Bien plus intéressant et lourd de conséquence que ces exercices de foire de l’intelligentsia soi-disant radicale, ce fut l’action décidée des sans-abri, qui troquèrent à la vitesse de l’éclair leur condition de gens à la rue contre celle de gens dans la rue, et la lucidité et l’audace révolutionnaires de la communauté hip-hop, et des jeunes insurgés de la classe ouvrière en général, qui firent bien sûr le cœur et l’âme de la révolte.
Contrairement à ceux qui affectent de ne voir qu’analphabétisme et ignorance dans la « jeune génération », nous prétendons que les adolescents les plus pauvres d’Amérique, pour la plupart exclus du système éducatif, sont, à beaucoup d’égards et d’une façon fondamentale, bien plus avisés que ceux qui veulent les garder à l’école pour les préparer à des boulots... inexistants. Si la meilleure façon d’apprendre est de faire, la première chose est de décider quoi faire. il y a toute raison de croire qu’en quelque soixante-douze heures de destruction populaire créatrice, la population insurgée de L. A. a plus appris que pendant toutes les années qu’elle a passées confinée en salle de classe. Presque en passant, donc, elle a proposé la seule solution pratique à la crise largement débattue de l’éducation américaine.

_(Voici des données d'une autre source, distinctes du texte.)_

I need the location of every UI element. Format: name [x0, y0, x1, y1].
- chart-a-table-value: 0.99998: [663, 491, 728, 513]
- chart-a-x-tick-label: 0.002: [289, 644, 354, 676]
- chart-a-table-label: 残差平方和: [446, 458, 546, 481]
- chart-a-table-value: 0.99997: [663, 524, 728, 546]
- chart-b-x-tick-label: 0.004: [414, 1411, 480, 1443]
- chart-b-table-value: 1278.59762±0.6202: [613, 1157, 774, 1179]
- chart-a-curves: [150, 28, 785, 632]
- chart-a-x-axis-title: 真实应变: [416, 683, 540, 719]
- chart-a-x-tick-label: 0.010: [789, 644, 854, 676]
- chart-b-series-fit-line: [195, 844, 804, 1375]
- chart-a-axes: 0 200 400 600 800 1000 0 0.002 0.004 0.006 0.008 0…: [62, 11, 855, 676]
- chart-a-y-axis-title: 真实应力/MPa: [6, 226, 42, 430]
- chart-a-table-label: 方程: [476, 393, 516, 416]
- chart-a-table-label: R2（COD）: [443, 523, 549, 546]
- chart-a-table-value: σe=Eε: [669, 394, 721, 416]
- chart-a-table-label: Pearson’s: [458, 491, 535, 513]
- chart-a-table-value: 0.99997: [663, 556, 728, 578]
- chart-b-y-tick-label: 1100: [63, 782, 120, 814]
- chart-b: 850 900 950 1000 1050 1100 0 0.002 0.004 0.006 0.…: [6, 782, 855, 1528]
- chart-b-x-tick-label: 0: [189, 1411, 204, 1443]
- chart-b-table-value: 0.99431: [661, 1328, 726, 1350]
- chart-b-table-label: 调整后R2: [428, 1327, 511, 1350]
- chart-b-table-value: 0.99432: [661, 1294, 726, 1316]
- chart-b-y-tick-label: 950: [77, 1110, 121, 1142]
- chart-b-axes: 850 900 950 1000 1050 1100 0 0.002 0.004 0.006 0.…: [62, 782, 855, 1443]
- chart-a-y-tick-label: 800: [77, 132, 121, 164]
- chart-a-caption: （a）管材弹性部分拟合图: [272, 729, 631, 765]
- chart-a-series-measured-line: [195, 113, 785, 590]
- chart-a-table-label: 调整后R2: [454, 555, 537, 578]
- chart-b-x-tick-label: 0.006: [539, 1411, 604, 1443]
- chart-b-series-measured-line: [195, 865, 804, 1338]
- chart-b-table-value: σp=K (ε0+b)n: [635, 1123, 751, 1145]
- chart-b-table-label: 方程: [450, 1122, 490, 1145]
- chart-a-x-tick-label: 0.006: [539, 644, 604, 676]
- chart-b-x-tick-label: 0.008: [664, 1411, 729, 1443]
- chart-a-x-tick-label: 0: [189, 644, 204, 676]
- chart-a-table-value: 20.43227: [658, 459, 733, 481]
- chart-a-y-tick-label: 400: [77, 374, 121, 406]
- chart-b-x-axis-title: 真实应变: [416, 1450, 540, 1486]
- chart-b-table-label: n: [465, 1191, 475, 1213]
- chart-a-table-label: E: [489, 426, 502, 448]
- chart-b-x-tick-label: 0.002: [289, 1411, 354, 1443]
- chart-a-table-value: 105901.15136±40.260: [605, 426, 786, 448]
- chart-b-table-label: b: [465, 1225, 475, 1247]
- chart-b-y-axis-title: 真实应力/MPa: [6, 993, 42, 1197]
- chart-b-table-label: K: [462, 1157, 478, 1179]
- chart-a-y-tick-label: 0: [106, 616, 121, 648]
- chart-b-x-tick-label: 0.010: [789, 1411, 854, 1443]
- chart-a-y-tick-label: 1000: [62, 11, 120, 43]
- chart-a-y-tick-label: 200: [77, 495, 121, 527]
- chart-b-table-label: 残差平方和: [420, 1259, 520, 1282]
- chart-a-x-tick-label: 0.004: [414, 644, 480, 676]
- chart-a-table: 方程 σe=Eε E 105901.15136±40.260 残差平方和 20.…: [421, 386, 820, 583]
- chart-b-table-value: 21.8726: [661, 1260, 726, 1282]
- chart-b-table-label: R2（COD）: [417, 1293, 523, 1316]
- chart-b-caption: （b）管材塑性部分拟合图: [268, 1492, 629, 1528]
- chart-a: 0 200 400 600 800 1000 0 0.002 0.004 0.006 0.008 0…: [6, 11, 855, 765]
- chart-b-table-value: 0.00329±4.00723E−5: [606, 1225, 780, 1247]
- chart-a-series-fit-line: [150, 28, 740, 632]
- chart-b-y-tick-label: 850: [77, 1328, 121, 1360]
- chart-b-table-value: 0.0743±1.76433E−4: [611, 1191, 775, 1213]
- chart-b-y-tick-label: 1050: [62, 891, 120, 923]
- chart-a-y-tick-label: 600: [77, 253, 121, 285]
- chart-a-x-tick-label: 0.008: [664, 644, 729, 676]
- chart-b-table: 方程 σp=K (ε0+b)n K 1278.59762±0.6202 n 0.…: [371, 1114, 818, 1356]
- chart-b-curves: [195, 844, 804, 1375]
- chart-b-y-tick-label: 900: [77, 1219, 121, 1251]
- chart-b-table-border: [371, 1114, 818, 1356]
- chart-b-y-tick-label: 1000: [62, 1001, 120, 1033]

Que les hip-hoppers et les laissés-pour-compte de l’école aient beaucoup à apprendre, c’est évident, mais ils ont aussi beaucoup à enseigner. On aurait tort de minimiser l’inévitable confusion et, dans certains cas, la franche misogynie et l’hystérie anti-coréenne, qui affligent la communauté hip-hop et les rappers, qui constituent son expression publique la plus connue. Il n’en est pas moins essentiel de reconnaître dans cette communauté, et dans sa musique, l’émergence d’un orgueil rebelle, le rejet conscient des valeurs dominantes et des institutions qui les soutiennent et, surtout, une nouvelle identité radicale enracinée dans une conscience de masse, qui se développe et montre que le changement révolutionnaire est possible. L’auto-organisation de ces gosses en casquette de rapper marquée du X de Malcom X a aidé à poser les fondations pour rien moins que la
création d’une société libre.
En contraste hilarant avec le puritanisme sinistre et la rhétorique « réaliste » de la gauche, les nouveaux guérilleros urbains de L. A. voulaient se payer du bon temps. Interrogés par des reporters sur les raisons du pillage, beaucoup répondirent : « Parce que c’est le pied ! ». Une photo de première page du Chicago Tribune du 1er mai portait la légende : « Les pilleurs rient en emportant tout ce qu’ils peuvent ». Ironiquement, le gros titre à la une au-dessus annonce : « Cauchemar de violence à L. A ». Le cauchemar d’une classe est le rêve heureux d’une autre.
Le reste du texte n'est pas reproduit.